Linkspartei empfiehlt Bibelstudium für Wahlkämpfer
Linkspartei empfiehlt Bibelstudium für Wahlkämpfer
Pfarrer erntet Beifall für "Zehn Gebote für den Wahlkampf" (Korrespondentenbericht)
Von Wolfgang Lammel
Die "Zehn Gebote für einen fairen Wahlkampf" des Bamberger Pfarrers Hartmut Preß haben bei den politischen Parteien in Deutschland ein wohlwollendes Echo gefunden. Zustimmende Reaktionen auf sein geistliches Merkblatt erreichten den oberfränkischen Theologen auch aus der Bevölkerung. "Die Gebote haben anscheinend die Sehnsucht vieler Menschen nach einem halbwegs anständigen und ehrlichen Wahlkampf ausgedrückt", sagte Preß dem Evangelischen Pressedienst (epd).
Ausgerechnet von der Linkspartei, der nicht gerade besondere Kirchennähe nachgesagt wird, erhielt Preß die seiner Meinung nach originellste Zuschrift: "Vielleicht sollten Wahlkämpfer hin und wieder in der Bibel lesen", heißt es im Antwortbrief aus dem Berliner Wahlquartier von Gregor Gysi. Gerade in der Bibel seien "die einfachsten Wege für ein friedliches und soziales Miteinander" zu finden, schrieb die Mitarbeiterin von "Die Linke.PDS" nach Bamberg und ergänzte den Brief mit einem Zitat aus den Sprüchen Salomons: " dass du nicht geratest auf den Weg der Bösen noch unter Leute, die Falsches reden "

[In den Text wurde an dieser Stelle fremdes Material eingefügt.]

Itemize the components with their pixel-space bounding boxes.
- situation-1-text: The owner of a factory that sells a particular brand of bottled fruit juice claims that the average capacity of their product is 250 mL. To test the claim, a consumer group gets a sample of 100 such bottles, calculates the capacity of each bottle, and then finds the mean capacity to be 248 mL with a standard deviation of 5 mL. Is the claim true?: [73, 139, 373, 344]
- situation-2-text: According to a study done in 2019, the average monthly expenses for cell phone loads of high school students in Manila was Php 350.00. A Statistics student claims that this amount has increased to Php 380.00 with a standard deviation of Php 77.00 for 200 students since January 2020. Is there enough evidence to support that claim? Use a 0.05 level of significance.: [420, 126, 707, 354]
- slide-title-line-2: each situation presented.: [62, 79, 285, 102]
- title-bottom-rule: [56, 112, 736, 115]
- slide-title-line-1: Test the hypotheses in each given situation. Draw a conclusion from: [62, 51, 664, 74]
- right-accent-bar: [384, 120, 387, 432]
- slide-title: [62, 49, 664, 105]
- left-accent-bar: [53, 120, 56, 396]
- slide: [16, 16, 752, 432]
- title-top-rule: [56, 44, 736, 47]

Der CSU-Vorsitzende und bayerische Ministerpräsident Edmund Stoiber ließ durch seinen Referenten übermitteln, die zehn Grundsätze enthielten "viele sehr weise und sehr berechtigte Ansprüche an die Führung eines Wahlkampfes", und auch das Referat von Bundestagspräsident Wolfgang Thierse (SPD) teilte die Hoffnung, dass die "Wochen des Wahlkampfes vor allem von Vernunft und Sachlichkeit geprägt" sein mögen. Einen "Vorbildcharakter für so manchen Politiker und Medienvertreter" erkannte Sigmund Gottlieb, Chefredakteur des Bayerischen Fernsehens, in den "moralisch-humorvollen Grundsätzen". Ähnlich äußerte sich auch der prominente ZDF-Redakteur und Buchautor Peter Hahne.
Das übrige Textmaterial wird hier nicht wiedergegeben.